Les autorités espagnoles attribuent la baisse du nombre de morts et d’arrivées au renforcement des contrôles migratoires et aux accords conclus avec plusieurs pays de départ, notamment la Mauritanie. Le ministère de l’Intérieur indique qu’un peu moins de 36 000 migrants sont arrivés de manière irrégulière cette année, contre plus de 60 000 en 2024.

Cette lecture est contestée par les ONG, qui dénoncent des retards et des défaillances dans les opérations de secours en mer. Certaines interventions, estiment-elles, auraient pu éviter des naufrages. Elles soulignent également une modification des routes migratoires. Moins empruntée, la route des Canaries a laissé place à celle des Baléares, qui s’est intensifiée et s’est révélée particulièrement meurtrière en 2025.
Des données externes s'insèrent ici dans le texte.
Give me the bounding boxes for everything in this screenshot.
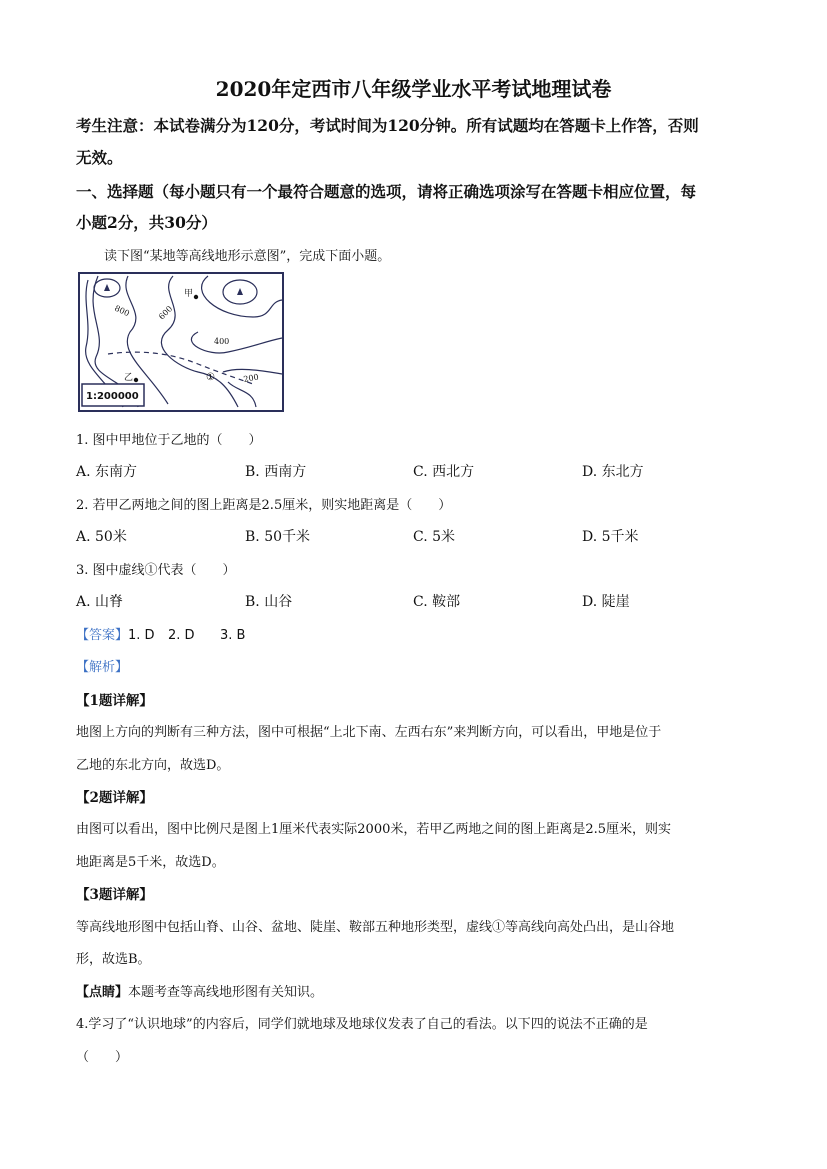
detail2-line-2: 地距离是5千米，故选D。 — [76, 855, 225, 870]
notice-line-2: 无效。 — [76, 148, 123, 167]
label-yi: 乙 — [124, 373, 134, 383]
answer-2: 2. D — [168, 628, 195, 643]
detail2-heading: 【2题详解】 — [76, 790, 153, 806]
answer-3: 3. B — [220, 628, 246, 643]
q3-option-b[interactable]: B. 山谷 — [245, 594, 293, 610]
detail3-line-2: 形，故选B。 — [76, 952, 151, 967]
q1-option-d[interactable]: D. 东北方 — [582, 464, 644, 480]
contour-map — [78, 272, 284, 412]
comment-text: 本题考查等高线地形图有关知识。 — [128, 985, 324, 1000]
scale-text: 1:200000 — [86, 391, 139, 402]
label-circle-1: ① — [206, 372, 215, 383]
q1-option-c[interactable]: C. 西北方 — [413, 464, 475, 480]
contour-label-200: 200 — [242, 372, 260, 384]
point-jia — [194, 295, 198, 299]
detail3-heading: 【3题详解】 — [76, 887, 153, 903]
q3-stem: 3. 图中虚线①代表（ ） — [76, 563, 236, 578]
notice-line-1: 考生注意：本试卷满分为120分，考试时间为120分钟。所有试题均在答题卡上作答，否则 — [76, 116, 699, 135]
comment-heading: 【点睛】 — [76, 985, 129, 1000]
question-intro: 读下图“某地等高线地形示意图”，完成下面小题。 — [104, 249, 391, 264]
contour-label-400: 400 — [214, 337, 230, 346]
detail3-line-1: 等高线地形图中包括山脊、山谷、盆地、陡崖、鞍部五种地形类型，虚线①等高线向高处凸出，是山谷地 — [76, 920, 675, 935]
q2-option-a[interactable]: A. 50米 — [76, 529, 127, 545]
label-jia: 甲 — [184, 289, 194, 299]
point-yi — [134, 378, 138, 382]
q1-stem: 1. 图中甲地位于乙地的（ ） — [76, 433, 262, 448]
detail2-line-1: 由图可以看出，图中比例尺是图上1厘米代表实际2000米，若甲乙两地之间的图上距离是2.5厘米，则实 — [76, 822, 672, 837]
q4-line-2: （ ） — [76, 1050, 129, 1065]
q2-option-c[interactable]: C. 5米 — [413, 529, 456, 545]
q3-option-c[interactable]: C. 鞍部 — [413, 594, 461, 610]
q1-option-b[interactable]: B. 西南方 — [245, 464, 307, 480]
answer-1: 1. D — [128, 628, 155, 643]
q1-option-a[interactable]: A. 东南方 — [76, 464, 138, 480]
q3-option-d[interactable]: D. 陡崖 — [582, 594, 630, 610]
detail1-line-1: 地图上方向的判断有三种方法，图中可根据“上北下南、左西右东”来判断方向，可以看出，甲地是位于 — [76, 725, 662, 740]
detail1-heading: 【1题详解】 — [76, 693, 153, 709]
q3-option-a[interactable]: A. 山脊 — [76, 594, 124, 610]
detail1-line-2: 乙地的东北方向，故选D。 — [76, 758, 230, 773]
contour-label-800: 800 — [113, 303, 131, 319]
q2-stem: 2. 若甲乙两地之间的图上距离是2.5厘米，则实地距离是（ ） — [76, 498, 452, 513]
exam-title: 2020年定西市八年级学业水平考试地理试卷 — [215, 77, 612, 101]
answer-label: 【答案】 — [76, 628, 129, 643]
answer-row — [76, 624, 245, 643]
analysis-label: 【解析】 — [76, 660, 129, 675]
comment-row — [76, 981, 323, 1000]
q2-option-d[interactable]: D. 5千米 — [582, 529, 639, 545]
section1-heading-line-1: 一、选择题（每小题只有一个最符合题意的选项，请将正确选项涂写在答题卡相应位置，每 — [76, 182, 697, 201]
contour-label-600: 600 — [157, 304, 175, 322]
q2-option-b[interactable]: B. 50千米 — [245, 529, 311, 545]
section1-heading-line-2: 小题2分，共30分） — [76, 213, 217, 232]
q4-line-1: 4.学习了“认识地球”的内容后，同学们就地球及地球仪发表了自己的看法。以下四的说法不正确的是 — [76, 1017, 648, 1032]
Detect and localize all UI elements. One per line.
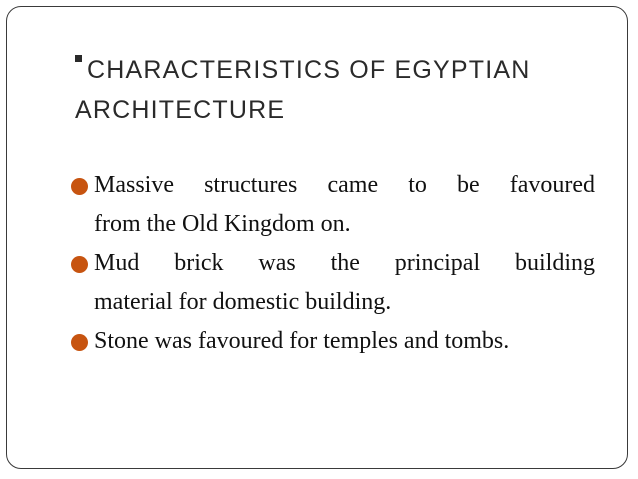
slide-title	[75, 50, 605, 130]
bullet-1-line-2: from the Old Kingdom on.	[94, 211, 351, 237]
bullet-item-3	[71, 322, 595, 361]
bullet-2-line-1: Mud brick was the principal building	[94, 250, 595, 276]
round-bullet-icon	[71, 334, 88, 351]
bullet-item-2	[71, 244, 595, 322]
bullet-2-line-2: material for domestic building.	[94, 289, 392, 315]
bullet-1-line-1: Massive structures came to be favoured	[94, 172, 595, 198]
title-line-2: ARCHITECTURE	[75, 96, 286, 124]
square-bullet-icon	[75, 55, 82, 62]
round-bullet-icon	[71, 178, 88, 195]
bullet-list	[71, 166, 595, 361]
round-bullet-icon	[71, 256, 88, 273]
bullet-3-line-1: Stone was favoured for temples and tombs.	[94, 328, 510, 354]
slide-frame	[6, 6, 628, 469]
bullet-item-1	[71, 166, 595, 244]
title-line-1	[75, 50, 605, 90]
title-text-1: CHARACTERISTICS OF EGYPTIAN	[87, 56, 531, 84]
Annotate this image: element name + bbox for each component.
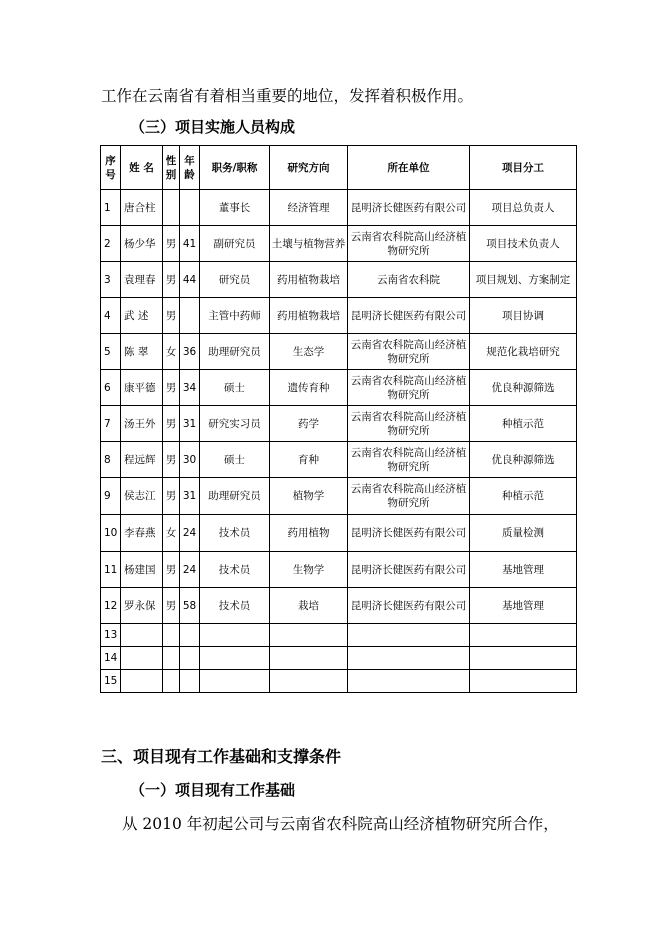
table-row (101, 515, 577, 552)
cell-research: 遗传育种 (270, 370, 348, 406)
cell-index: 10 (101, 515, 121, 552)
cell-research: 药学 (270, 406, 348, 442)
cell-index: 6 (101, 370, 121, 406)
cell-gender: 男 (163, 478, 180, 515)
table-row (101, 588, 577, 624)
table-row (101, 670, 577, 693)
cell-title (200, 647, 270, 670)
cell-index: 8 (101, 442, 121, 478)
cell-age (180, 647, 200, 670)
cell-gender: 男 (163, 588, 180, 624)
staff-section-heading: （三）项目实施人员构成 (130, 118, 296, 136)
cell-unit: 云南省农科院 (348, 262, 470, 298)
cell-name (121, 647, 163, 670)
cell-age: 24 (180, 515, 200, 552)
cell-research: 植物学 (270, 478, 348, 515)
cell-age: 36 (180, 334, 200, 370)
cell-index: 4 (101, 298, 121, 334)
cell-age: 44 (180, 262, 200, 298)
paragraph-intro: 工作在云南省有着相当重要的地位，发挥着积极作用。 (101, 87, 474, 105)
cell-gender: 男 (163, 442, 180, 478)
section-heading: 三、项目现有工作基础和支撑条件 (101, 747, 342, 766)
cell-unit: 昆明济长健医药有限公司 (348, 298, 470, 334)
cell-name: 陈 翠 (121, 334, 163, 370)
cell-unit: 昆明济长健医药有限公司 (348, 552, 470, 588)
cell-title (200, 624, 270, 647)
cell-title: 助理研究员 (200, 478, 270, 515)
cell-name: 康平德 (121, 370, 163, 406)
cell-index: 7 (101, 406, 121, 442)
table-row (101, 226, 577, 262)
cell-role (470, 647, 577, 670)
cell-research (270, 670, 348, 693)
cell-name: 武 述 (121, 298, 163, 334)
header-name: 姓 名 (121, 146, 163, 190)
cell-unit: 云南省农科院高山经济植物研究所 (348, 334, 470, 370)
cell-gender (163, 670, 180, 693)
table-row (101, 442, 577, 478)
cell-name (121, 624, 163, 647)
cell-research: 药用植物 (270, 515, 348, 552)
cell-research: 经济管理 (270, 190, 348, 226)
cell-index: 9 (101, 478, 121, 515)
cell-gender: 女 (163, 515, 180, 552)
cell-research: 土壤与植物营养 (270, 226, 348, 262)
subsection-heading: （一）项目现有工作基础 (130, 781, 296, 799)
cell-title: 研究实习员 (200, 406, 270, 442)
cell-name: 杨建国 (121, 552, 163, 588)
cell-research: 栽培 (270, 588, 348, 624)
cell-unit (348, 670, 470, 693)
header-gender: 性别 (163, 146, 180, 190)
cell-gender: 男 (163, 552, 180, 588)
cell-role: 种植示范 (470, 478, 577, 515)
header-title: 职务/职称 (200, 146, 270, 190)
cell-research (270, 624, 348, 647)
cell-index: 1 (101, 190, 121, 226)
header-index: 序号 (101, 146, 121, 190)
cell-gender (163, 647, 180, 670)
cell-age: 31 (180, 478, 200, 515)
cell-index: 13 (101, 624, 121, 647)
cell-role: 项目总负责人 (470, 190, 577, 226)
cell-gender (163, 190, 180, 226)
cell-title: 助理研究员 (200, 334, 270, 370)
header-unit: 所在单位 (348, 146, 470, 190)
paragraph-body: 从 2010 年初起公司与云南省农科院高山经济植物研究所合作， (122, 815, 559, 833)
cell-gender: 女 (163, 334, 180, 370)
table-row (101, 552, 577, 588)
cell-index: 12 (101, 588, 121, 624)
cell-gender: 男 (163, 298, 180, 334)
cell-title: 技术员 (200, 588, 270, 624)
table-row (101, 647, 577, 670)
cell-name: 程远辉 (121, 442, 163, 478)
cell-gender: 男 (163, 262, 180, 298)
cell-role: 优良种源筛选 (470, 370, 577, 406)
cell-name: 李春燕 (121, 515, 163, 552)
cell-role (470, 670, 577, 693)
cell-index: 3 (101, 262, 121, 298)
cell-age (180, 190, 200, 226)
cell-name: 罗永保 (121, 588, 163, 624)
cell-age (180, 624, 200, 647)
cell-age: 58 (180, 588, 200, 624)
cell-unit: 云南省农科院高山经济植物研究所 (348, 442, 470, 478)
cell-unit: 云南省农科院高山经济植物研究所 (348, 406, 470, 442)
cell-index: 11 (101, 552, 121, 588)
cell-title: 硕士 (200, 370, 270, 406)
cell-index: 14 (101, 647, 121, 670)
cell-gender: 男 (163, 406, 180, 442)
cell-age: 30 (180, 442, 200, 478)
cell-unit: 云南省农科院高山经济植物研究所 (348, 370, 470, 406)
table-row (101, 406, 577, 442)
cell-name (121, 670, 163, 693)
cell-name: 侯志江 (121, 478, 163, 515)
table-row (101, 370, 577, 406)
cell-gender: 男 (163, 226, 180, 262)
cell-gender: 男 (163, 370, 180, 406)
cell-research: 药用植物栽培 (270, 262, 348, 298)
cell-index: 5 (101, 334, 121, 370)
table-row (101, 478, 577, 515)
cell-role: 项目技术负责人 (470, 226, 577, 262)
cell-age: 24 (180, 552, 200, 588)
cell-role: 种植示范 (470, 406, 577, 442)
cell-role: 优良种源筛选 (470, 442, 577, 478)
cell-role: 规范化栽培研究 (470, 334, 577, 370)
cell-research (270, 647, 348, 670)
table-row (101, 334, 577, 370)
cell-title: 董事长 (200, 190, 270, 226)
cell-age: 41 (180, 226, 200, 262)
cell-age (180, 670, 200, 693)
header-research: 研究方向 (270, 146, 348, 190)
cell-age: 34 (180, 370, 200, 406)
cell-index: 15 (101, 670, 121, 693)
cell-research: 育种 (270, 442, 348, 478)
cell-title: 主管中药师 (200, 298, 270, 334)
cell-title: 技术员 (200, 515, 270, 552)
cell-title: 技术员 (200, 552, 270, 588)
cell-unit: 云南省农科院高山经济植物研究所 (348, 478, 470, 515)
cell-index: 2 (101, 226, 121, 262)
table-row (101, 298, 577, 334)
cell-name: 汤王外 (121, 406, 163, 442)
staff-table (100, 145, 577, 693)
cell-age (180, 298, 200, 334)
cell-title: 副研究员 (200, 226, 270, 262)
cell-gender (163, 624, 180, 647)
cell-unit: 昆明济长健医药有限公司 (348, 515, 470, 552)
cell-research: 药用植物栽培 (270, 298, 348, 334)
cell-unit (348, 624, 470, 647)
header-role: 项目分工 (470, 146, 577, 190)
cell-role: 项目规划、方案制定 (470, 262, 577, 298)
cell-research: 生物学 (270, 552, 348, 588)
cell-title (200, 670, 270, 693)
cell-research: 生态学 (270, 334, 348, 370)
cell-name: 唐合柱 (121, 190, 163, 226)
cell-role (470, 624, 577, 647)
cell-unit: 云南省农科院高山经济植物研究所 (348, 226, 470, 262)
cell-title: 研究员 (200, 262, 270, 298)
cell-role: 基地管理 (470, 588, 577, 624)
table-header-row (101, 146, 577, 190)
cell-unit: 昆明济长健医药有限公司 (348, 190, 470, 226)
table-row (101, 190, 577, 226)
cell-age: 31 (180, 406, 200, 442)
cell-name: 杨少华 (121, 226, 163, 262)
cell-role: 质量检测 (470, 515, 577, 552)
cell-role: 基地管理 (470, 552, 577, 588)
table-row (101, 624, 577, 647)
cell-role: 项目协调 (470, 298, 577, 334)
cell-unit (348, 647, 470, 670)
header-age: 年龄 (180, 146, 200, 190)
cell-name: 袁理春 (121, 262, 163, 298)
cell-title: 硕士 (200, 442, 270, 478)
cell-unit: 昆明济长健医药有限公司 (348, 588, 470, 624)
table-row (101, 262, 577, 298)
Enfin, plusieurs organisations de défense des droits humains alertent sur les conséquences des accords migratoires conclus avec certains pays partenaires et accusent les autorités locales d’abus envers les migrants. Des accusations rejetées par les gouvernements concernés mais qui nourrissent le débat sur l’impact réel des politiques de contrôle aux frontières. Malgré la baisse du nombre de victimes, la traversée maritime reste l’un des passages les plus dangereux pour les personnes cherchant à rejoindre l’Europe.